Written Answers. - Green Paper on Abortion.

Proinsias De Rossa


96 Mr. De Rossa asked the Minister for Health and Children when it is expected to publish the promised Green Paper on abortion, especially in view of his earlier statements that it was hoped it would be published last summer; the total number of Irish women who secured terminations in the United Kingdom during 1998; the corresponding figure for 1997; the steps, if any, he plans to take to reduce the numbers travelling; and if he will make a statement on the matter. [1851/99]

Jack Wall


115 Mr. Wall asked the Minister for Health and Children the reason for the delay in producing the Green Paper on abortion; and when he expects it to be published. [1966/99]

Seán Haughey


544 Mr. Haughey asked the Minister for Health and Children the proposals, if any, he has to bring forward legislative proposals in relation to abortion; the nature of consultations, if any, taking place in this regard; and if he will make a statement on the matter. [1304/99]

I propose to take Questions Nos. 96, 115 and 544 together.

In December, 1997 the Government established a Cabinet Committee to oversee the work of an interdepartmental working group whose task it would be to prepare a Green Paper on abortion. Work on drafting the Green Paper is proceeding. The process involves consideration of the constitutional, legal, medical, moral, ethical and social issues which arise regarding abortion. When the drafting has been completed I intend to convene another meeting of the Cabinet Committee, when it will commence consideration of the draft. Publication of the Green Paper must await a final decision of the Government in due course. I acknowledge that the process is taking longer than expected but I would point out that any dates given by me are at all times indicative, pending final approval by Government. It is the Government's intention to refer the Green Paper, when completed, to the All-Party Committee on the Constitution for consideration.

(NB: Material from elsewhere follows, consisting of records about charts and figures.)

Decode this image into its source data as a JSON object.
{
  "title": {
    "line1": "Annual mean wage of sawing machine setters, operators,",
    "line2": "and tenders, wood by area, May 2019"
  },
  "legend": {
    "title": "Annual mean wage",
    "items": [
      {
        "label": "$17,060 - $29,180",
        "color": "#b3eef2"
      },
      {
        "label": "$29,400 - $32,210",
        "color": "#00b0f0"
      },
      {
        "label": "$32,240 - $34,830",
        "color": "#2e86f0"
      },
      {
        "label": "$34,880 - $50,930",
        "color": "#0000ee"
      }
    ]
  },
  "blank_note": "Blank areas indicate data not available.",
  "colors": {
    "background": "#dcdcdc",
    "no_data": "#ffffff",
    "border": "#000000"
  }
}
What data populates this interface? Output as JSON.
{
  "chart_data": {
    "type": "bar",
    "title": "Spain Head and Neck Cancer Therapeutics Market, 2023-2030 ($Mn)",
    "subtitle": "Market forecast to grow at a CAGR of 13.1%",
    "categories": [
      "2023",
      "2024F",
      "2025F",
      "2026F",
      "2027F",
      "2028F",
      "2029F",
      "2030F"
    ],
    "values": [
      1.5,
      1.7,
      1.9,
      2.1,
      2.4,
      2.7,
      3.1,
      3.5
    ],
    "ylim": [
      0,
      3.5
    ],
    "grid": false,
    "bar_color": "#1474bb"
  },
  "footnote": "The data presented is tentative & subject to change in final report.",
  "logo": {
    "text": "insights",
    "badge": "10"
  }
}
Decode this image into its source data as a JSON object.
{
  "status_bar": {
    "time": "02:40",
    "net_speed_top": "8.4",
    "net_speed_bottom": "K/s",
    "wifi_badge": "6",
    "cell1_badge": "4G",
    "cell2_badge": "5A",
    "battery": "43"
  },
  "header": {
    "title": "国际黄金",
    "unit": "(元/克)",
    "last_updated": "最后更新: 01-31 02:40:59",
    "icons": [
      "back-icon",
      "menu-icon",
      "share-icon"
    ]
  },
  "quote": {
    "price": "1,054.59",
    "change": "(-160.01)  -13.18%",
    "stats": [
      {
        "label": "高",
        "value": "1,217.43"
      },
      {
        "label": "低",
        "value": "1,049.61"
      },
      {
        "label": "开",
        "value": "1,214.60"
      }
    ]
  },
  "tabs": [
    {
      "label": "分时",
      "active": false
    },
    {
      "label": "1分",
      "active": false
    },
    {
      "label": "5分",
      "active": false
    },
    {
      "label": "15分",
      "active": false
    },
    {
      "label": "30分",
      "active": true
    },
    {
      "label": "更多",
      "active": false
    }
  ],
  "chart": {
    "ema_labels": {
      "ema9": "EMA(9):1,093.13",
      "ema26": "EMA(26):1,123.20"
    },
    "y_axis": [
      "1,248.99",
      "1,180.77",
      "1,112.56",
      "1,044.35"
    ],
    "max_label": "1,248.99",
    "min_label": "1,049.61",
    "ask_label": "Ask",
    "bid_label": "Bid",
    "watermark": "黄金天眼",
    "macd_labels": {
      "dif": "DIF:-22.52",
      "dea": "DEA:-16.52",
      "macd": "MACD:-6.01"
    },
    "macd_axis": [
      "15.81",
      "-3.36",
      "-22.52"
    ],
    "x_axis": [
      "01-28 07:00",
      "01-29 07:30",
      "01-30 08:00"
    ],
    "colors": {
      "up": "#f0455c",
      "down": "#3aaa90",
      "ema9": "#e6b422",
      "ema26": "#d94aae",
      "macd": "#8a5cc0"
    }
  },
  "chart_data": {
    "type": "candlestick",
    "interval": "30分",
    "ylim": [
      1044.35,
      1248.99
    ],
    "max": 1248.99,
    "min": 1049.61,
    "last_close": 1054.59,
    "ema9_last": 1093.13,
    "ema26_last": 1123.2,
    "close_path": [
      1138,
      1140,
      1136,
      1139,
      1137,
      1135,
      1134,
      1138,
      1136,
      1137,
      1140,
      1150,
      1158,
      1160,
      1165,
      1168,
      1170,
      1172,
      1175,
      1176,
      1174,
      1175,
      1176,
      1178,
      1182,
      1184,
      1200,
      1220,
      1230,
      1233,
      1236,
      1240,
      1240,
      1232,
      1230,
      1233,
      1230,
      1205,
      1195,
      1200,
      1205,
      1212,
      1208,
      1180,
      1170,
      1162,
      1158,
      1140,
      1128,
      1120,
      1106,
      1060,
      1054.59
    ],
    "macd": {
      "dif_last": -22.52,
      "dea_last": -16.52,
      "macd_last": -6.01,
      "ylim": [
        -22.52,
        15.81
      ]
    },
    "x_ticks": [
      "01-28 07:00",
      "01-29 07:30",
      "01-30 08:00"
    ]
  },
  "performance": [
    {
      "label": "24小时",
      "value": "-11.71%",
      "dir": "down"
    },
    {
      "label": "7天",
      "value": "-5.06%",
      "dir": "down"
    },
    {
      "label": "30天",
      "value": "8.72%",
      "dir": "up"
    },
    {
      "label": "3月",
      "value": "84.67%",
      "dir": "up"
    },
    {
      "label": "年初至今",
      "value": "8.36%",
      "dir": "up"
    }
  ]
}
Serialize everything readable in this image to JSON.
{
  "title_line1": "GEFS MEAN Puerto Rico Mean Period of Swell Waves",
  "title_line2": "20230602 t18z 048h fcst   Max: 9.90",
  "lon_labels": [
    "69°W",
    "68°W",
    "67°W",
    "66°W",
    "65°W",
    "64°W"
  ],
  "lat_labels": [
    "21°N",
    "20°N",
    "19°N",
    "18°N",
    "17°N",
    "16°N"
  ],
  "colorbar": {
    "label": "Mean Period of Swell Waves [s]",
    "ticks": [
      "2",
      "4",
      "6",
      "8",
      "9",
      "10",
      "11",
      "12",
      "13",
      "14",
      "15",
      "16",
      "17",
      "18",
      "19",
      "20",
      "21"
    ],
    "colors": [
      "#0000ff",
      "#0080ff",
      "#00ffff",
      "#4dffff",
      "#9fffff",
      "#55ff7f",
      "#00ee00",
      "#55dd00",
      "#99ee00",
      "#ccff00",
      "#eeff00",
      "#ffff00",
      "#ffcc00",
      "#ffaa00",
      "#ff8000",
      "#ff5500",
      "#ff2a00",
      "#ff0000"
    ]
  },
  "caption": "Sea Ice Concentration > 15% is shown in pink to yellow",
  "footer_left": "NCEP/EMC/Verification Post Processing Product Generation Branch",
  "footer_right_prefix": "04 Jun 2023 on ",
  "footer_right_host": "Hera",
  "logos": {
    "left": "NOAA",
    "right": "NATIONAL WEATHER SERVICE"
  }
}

The Office for National Statistics, London, has indicated that statistics on the number of abortions carried out in the calendar year 1998 are not yet available. Figures for the period from 1 January to 30 June 1998 indicate that 2,953 women who gave Irish addresses had abortions in England and Wales in that period. A total of 5,336 women who gave Irish addresses had abortions in England and Wales in 1997.
I have made an additional £1 million (\1,269,738) available to the health boards in 1999 for the further development of family planning and pregnancy counselling services. The health boards have been asked to concentrate this additional funding on measures aimed at reducing the rate of unplanned pregnancy in women aged between 15 and 34 years, as the majority of abortions performed on Irish women involve women in this age-group.